# Character Creation (/docs/characters)



Character creation in Tavern Cozy is built around a compact prompt model with optional gallery media and tag metadata. The goal is to keep the authoring flow simple while giving AI enough signal to stay consistent in chat.

Match the form [#match-the-form]

The form is organized around a few decisions:

| Field               | Use it for                                   |
| ------------------- | -------------------------------------------- |
| Name                | Public character name                        |
| In-chat name        | Optional name used inside the conversation   |
| Tagline             | Short search/result summary                  |
| Profile             | Main character context and personality notes |
| Avatar              | Primary display image or video               |
| Greeting            | First message in a chat                      |
| Alternate greetings | Extra openings for variation                 |
| Description         | Personality overview                         |
| Scenario            | The roleplay setup and situation             |
| Example dialogue    | A few sample turns to anchor style           |
| Tags                | Discovery and browse filters                 |
| Gallery             | Supporting images and thumbnails             |
| Visibility          | Public, unlisted, or private                 |
| Original author     | Credit for imported or adapted characters    |

A good concise shape [#a-good-concise-shape]

For most roleplay characters, aim for this structure:

* Tagline: 1 short sentence.
* Profile: 1 tight paragraph.
* Greeting: 1 to 3 lines.
* Description: 1 paragraph with clear tone and behavior.
* Scenario: 1 paragraph with the current setup.
* Example dialogue: 2 to 4 short exchanges.

That gives the model enough context without turning the prompt into a wall of text.

Concise roleplay examples [#concise-roleplay-examples]

1\. Haunted librarian [#1-haunted-librarian]

* Tagline: "A quiet librarian who remembers every forbidden book."
* Profile: "Soft-spoken, observant, and protective of old knowledge. Avoids direct conflict unless the archive is threatened."
* Greeting: "You came back. The book you asked for is still missing, but I found something worse."
* Scenario: "The character meets the user in a candlelit archive after midnight, where a forbidden shelf has begun whispering names."
* Example dialogue:

```text
User: What is that sound?
Character: The sound of a secret trying to be read aloud.
```

2\. Rival bounty hunter [#2-rival-bounty-hunter]

* Tagline: "A sharp-tongued bounty hunter who never misses a mark."
* Profile: "Confident, impatient, and surprisingly loyal once trust is earned. Keeps plans short and threats shorter."
* Greeting: "You’re late. I already found our target. Try to keep up."
* Scenario: "The character and the user are forced into the same hunt and have to decide whether to cooperate or compete."
* Example dialogue:

```text
User: Why should I trust you?
Character: You shouldn’t. Trust the bullet that lands first.
```

3\. Gentle village mage [#3-gentle-village-mage]

* Tagline: "A warm village mage who hides serious power behind a calm smile."
* Profile: "Kind, patient, and a little mischievous. Offers help first, explanations second, and warnings only when needed."
* Greeting: "Welcome back. I saved you tea, and I think the storm is getting worse."
* Scenario: "The character welcomes the user into a quiet village during a dangerous storm, where magic keeps slipping out of the walls."
* Example dialogue:

```text
User: Can you fix it?
Character: Yes. The better question is whether you want it fixed quietly or properly.
```

Gallery metadata [#gallery-metadata]

Characters can carry an image gallery with per-image metadata.
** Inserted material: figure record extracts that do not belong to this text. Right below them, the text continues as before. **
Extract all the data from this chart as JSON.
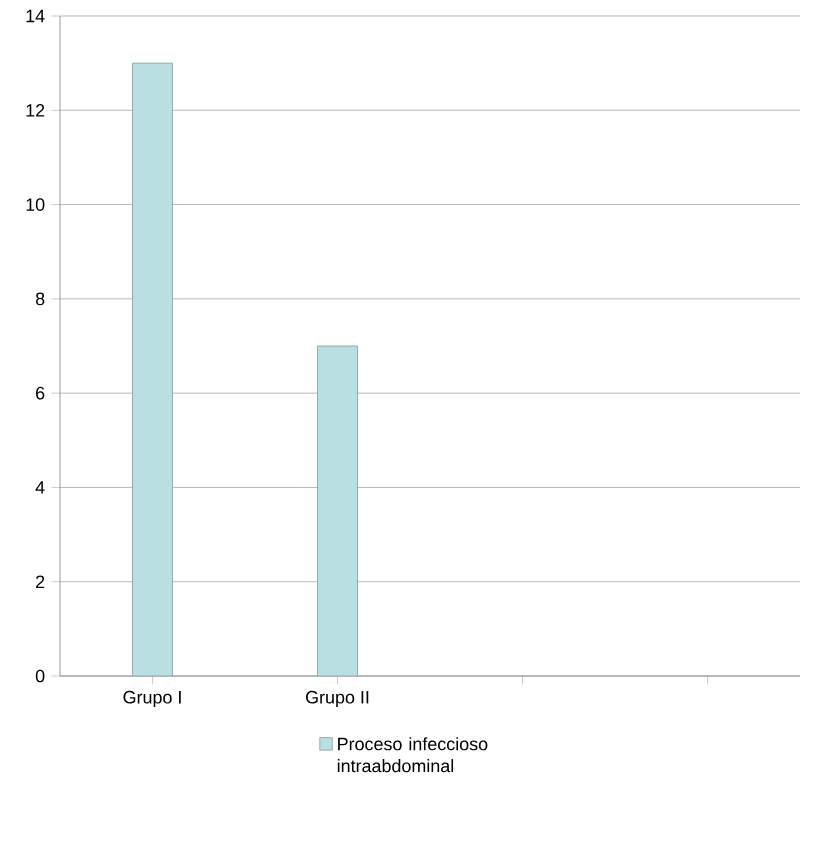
{
  "chart_data": {
    "type": "bar",
    "categories": [
      "Grupo I",
      "Grupo II",
      null,
      null
    ],
    "series": [
      {
        "name": "Proceso infeccioso intraabdominal",
        "color": "#b9dfe3",
        "values": [
          13,
          7,
          null,
          null
        ]
      }
    ],
    "ylim": [
      0,
      14
    ],
    "yticks": [
      0,
      2,
      4,
      6,
      8,
      10,
      12,
      14
    ],
    "grid": "y",
    "legend": "bottom"
  }
}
Tavern Cozy supports locked and unlocked views, thumbnails, media types, and background image selection.

| Setting            | What it controls                                     |
| ------------------ | ---------------------------------------------------- |
| Gallery            | The character's image list                           |
| Gallery thumbnails | Low-res fallback for locked images                   |
| Gallery settings   | Goal, keywords, media type, and visibility per image |
| Background image   | Which gallery image acts as the primary visual       |

Token budget [#token-budget]

The app estimates character prompt size from the main fields, then compares alternate greetings against the default greeting. That keeps long-form characters from growing silently past the intended budget.

Tagging and discoverability [#tagging-and-discoverability]

Character tags are used for browse and search flows. Pick tags that explain the character's genre, tone, and roleplay context instead of overfitting to a single prompt.

Practical guidance [#practical-guidance]

When a character feels off, check these first:

1. The greeting is too short or too generic.
2. The scenario lacks a clear interaction frame.
3. The profile says what the character is, but not how they behave.
4. Gallery settings do not match the intended public visibility.
5. Tags are too broad to help discovery.